Boston Scientific to buy Vessix Vascular in a $425 million deal

US-based medical device maker Boston Scientific Corp yesterday said that it will buy privately held Vessix Vascular Inc, a developer of a catheter-based renal denervation system for the treatment of uncontrolled hypertension.

Boston Scientific said that the agreement calls for an upfront payment of $125 million, plus additional clinical-and sales-based milestones aggregating a maximum of $300 million over the period between 2013 and 2017. 

Founded in 2003, Laguna Hills, California-based Vessix is developing novel RF balloon catheter and bipolar RF generator technology.

Backed by European and US venture capital firms, including NeoMed Management, Edmond de Rothschild Investment Partners, OrbiMed Advisors and Christopher Weil & Co.

Its product, the V2 Renal Denervation System is now approved in Europe and in Australia for treating hypertension.

The V2 System simplifies the renal denervation procedure by employing an efficient and effective novel RF balloon catheter specifically designed for this clinical application.

The company recently completed its pilot human clinical study and is enrolling patients at over 20 centers around the world in a 120 patient clinical study for the treatment of uncontrolled hypertension.

Vessix products are not yet approved for sale in the US.

Natick, Massachusetts-based Boston Scientific said that hypertension is the leading attributable cause of death worldwide.  Despite the widespread availability of antihypertensive medications, the blood pressure of many patients remains high and uncontrolled. 

Renal denervation is an emerging, catheter-based therapy for medication-resistant hypertension that uses radiofrequency energy to disrupt the renal sympathetic nerves whose hyperactivity leads to uncontrolled high blood pressure.  Renal denervation has been demonstrated in published clinical studies to significantly reduce systolic blood pressure.
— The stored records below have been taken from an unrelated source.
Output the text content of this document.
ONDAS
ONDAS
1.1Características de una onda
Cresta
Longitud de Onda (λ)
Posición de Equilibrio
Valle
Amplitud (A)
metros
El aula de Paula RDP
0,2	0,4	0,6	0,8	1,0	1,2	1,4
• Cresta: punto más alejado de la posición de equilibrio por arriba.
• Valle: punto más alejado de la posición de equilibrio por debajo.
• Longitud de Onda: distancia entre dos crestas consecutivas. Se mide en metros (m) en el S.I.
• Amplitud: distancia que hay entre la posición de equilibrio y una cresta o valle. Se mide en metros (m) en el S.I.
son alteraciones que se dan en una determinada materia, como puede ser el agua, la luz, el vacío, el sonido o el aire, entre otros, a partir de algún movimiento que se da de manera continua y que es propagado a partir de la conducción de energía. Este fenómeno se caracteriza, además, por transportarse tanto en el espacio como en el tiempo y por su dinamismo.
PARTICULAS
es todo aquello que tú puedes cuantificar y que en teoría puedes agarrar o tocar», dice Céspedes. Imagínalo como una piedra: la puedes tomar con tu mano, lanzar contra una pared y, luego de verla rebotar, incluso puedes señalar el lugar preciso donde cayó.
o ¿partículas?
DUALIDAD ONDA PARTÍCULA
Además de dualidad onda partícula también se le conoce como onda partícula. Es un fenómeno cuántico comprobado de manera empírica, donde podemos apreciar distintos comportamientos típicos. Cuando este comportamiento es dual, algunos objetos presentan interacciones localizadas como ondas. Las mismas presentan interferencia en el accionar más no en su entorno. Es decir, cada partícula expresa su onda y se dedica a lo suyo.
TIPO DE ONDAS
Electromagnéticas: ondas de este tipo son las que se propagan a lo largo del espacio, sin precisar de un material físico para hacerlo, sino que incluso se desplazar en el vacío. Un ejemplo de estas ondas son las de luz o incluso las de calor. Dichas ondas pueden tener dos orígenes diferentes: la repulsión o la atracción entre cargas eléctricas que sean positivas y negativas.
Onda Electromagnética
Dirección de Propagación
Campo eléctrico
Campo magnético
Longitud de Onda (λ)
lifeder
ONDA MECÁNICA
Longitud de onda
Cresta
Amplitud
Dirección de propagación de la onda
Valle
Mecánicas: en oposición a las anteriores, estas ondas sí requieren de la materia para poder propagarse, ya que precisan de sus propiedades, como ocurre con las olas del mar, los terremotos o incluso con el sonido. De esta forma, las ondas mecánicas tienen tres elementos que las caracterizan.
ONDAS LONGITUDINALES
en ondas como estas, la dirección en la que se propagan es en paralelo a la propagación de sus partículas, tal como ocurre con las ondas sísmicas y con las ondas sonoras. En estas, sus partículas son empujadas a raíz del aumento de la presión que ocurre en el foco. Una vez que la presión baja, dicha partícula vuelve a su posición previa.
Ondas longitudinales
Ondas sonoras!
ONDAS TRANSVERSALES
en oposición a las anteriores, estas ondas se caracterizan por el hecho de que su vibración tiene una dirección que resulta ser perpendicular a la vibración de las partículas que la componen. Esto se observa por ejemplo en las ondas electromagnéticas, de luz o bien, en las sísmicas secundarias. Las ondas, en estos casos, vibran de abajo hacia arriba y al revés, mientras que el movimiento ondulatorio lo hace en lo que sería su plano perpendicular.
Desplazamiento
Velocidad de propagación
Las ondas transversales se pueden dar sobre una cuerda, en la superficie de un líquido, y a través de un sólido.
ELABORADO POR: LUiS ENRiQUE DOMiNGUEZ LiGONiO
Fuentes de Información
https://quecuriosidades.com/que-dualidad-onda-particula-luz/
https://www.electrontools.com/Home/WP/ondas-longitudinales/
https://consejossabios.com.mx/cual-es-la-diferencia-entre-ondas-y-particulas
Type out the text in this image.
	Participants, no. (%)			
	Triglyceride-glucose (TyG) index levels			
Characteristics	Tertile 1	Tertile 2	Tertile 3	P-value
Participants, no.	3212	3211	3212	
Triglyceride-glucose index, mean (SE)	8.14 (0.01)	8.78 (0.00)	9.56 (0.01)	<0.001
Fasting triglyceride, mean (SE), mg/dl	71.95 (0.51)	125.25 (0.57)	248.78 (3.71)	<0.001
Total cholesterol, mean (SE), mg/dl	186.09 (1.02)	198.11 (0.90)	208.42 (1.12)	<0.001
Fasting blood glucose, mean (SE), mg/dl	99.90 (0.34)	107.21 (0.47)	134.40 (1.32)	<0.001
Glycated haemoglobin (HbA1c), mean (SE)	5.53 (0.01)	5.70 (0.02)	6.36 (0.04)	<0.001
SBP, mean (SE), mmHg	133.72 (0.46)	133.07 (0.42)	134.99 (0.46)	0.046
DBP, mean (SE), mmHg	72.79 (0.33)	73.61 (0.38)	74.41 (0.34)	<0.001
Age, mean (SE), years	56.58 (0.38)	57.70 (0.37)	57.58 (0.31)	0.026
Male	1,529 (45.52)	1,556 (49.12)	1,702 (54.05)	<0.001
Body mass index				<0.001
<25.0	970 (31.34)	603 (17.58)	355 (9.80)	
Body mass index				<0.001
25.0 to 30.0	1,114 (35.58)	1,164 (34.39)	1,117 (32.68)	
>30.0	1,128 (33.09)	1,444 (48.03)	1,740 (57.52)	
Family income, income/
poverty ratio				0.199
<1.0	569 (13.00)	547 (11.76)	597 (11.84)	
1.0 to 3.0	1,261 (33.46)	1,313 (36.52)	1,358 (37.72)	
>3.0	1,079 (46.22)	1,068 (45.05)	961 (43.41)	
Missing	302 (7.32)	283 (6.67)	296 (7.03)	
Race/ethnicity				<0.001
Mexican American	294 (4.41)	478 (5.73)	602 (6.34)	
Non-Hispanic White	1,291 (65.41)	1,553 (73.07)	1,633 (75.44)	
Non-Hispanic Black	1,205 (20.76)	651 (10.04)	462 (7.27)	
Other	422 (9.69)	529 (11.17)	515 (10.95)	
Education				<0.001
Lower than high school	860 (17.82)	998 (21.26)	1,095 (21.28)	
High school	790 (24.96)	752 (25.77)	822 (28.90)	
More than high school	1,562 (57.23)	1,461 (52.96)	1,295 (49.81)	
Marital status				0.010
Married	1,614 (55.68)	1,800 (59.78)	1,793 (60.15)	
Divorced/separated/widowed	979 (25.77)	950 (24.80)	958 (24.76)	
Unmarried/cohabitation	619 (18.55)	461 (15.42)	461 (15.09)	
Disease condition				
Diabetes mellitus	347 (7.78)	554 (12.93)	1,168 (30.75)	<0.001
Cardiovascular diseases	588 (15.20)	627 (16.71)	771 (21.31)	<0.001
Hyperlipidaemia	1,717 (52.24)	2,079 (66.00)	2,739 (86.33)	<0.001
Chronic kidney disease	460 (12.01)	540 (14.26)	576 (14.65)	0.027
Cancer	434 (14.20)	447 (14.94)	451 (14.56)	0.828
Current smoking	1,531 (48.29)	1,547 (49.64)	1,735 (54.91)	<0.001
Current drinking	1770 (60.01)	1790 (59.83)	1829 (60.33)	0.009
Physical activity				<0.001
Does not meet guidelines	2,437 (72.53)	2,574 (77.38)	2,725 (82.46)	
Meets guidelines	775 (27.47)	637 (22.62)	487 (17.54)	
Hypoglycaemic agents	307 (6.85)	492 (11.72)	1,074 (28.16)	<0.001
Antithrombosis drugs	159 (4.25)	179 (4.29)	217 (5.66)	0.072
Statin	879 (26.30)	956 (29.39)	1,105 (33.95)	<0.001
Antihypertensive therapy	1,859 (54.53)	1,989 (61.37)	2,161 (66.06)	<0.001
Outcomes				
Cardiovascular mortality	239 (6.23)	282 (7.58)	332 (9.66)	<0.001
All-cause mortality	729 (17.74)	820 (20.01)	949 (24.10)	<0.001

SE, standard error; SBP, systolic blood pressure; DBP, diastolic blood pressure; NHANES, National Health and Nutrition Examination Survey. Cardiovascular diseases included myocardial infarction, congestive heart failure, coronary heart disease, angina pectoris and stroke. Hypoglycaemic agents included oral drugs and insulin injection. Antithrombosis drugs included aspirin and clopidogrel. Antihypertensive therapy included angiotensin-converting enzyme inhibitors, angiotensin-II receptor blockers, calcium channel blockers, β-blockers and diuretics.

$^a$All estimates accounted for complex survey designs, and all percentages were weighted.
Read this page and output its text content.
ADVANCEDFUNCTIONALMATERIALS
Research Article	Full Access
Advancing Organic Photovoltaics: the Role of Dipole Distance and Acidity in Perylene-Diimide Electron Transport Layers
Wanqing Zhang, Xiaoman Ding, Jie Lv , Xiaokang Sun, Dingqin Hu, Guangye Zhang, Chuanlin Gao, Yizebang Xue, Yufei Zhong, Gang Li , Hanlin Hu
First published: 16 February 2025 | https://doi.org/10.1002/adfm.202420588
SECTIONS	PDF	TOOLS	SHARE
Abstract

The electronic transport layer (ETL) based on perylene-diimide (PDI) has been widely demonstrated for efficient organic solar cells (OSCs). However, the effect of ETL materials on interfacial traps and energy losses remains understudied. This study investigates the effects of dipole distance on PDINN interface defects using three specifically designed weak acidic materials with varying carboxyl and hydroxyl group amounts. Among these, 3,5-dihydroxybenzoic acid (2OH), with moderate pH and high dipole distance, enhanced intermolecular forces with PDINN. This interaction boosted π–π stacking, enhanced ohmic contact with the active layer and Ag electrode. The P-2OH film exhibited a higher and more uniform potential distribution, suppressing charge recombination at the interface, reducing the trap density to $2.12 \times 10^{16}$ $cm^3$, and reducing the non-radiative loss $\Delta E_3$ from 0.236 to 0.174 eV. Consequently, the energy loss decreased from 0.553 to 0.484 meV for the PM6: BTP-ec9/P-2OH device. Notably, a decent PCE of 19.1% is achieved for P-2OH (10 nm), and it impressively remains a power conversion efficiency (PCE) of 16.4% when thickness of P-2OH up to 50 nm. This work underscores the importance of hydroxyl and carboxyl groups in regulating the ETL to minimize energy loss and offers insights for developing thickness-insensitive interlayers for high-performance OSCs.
Boston Scientific's president and CEO, Mike Mahoney, said that hypertension is a major global healthcare challenge, affecting more than one billion people worldwide. "Renal denervation represents a potential breakthrough therapy for the treatment of uncontrolled hypertension and is an important part of the Boston Scientific growth strategy.''

''The acquisition of Vessix Vascular adds a second generation, highly differentiated technology to our hypertension strategy while accelerating our entry into what we expect to be a multi-billion dollar market by 2020,'' he added.

Post closing, Vessix will become part of the Boston Scientific' Peripheral Interventions business, whose portfolio includes products that treat vascular system blockages in areas such as the carotid and renal arteries and the lower extremities.

Boston Scientific, the world's second-largest cardiac-device maker, has made 15 acquisitions in the last 5 years. Its latest purchase was made in September, when it agreed to acquire privately-held heart device maker BridgePoint Medical Inc in order to strengthen its coronary artery disease treatment portfolio. 

One of its largest acquisitions was the 2006 purchase of Guidant Corp for $28.5 billion.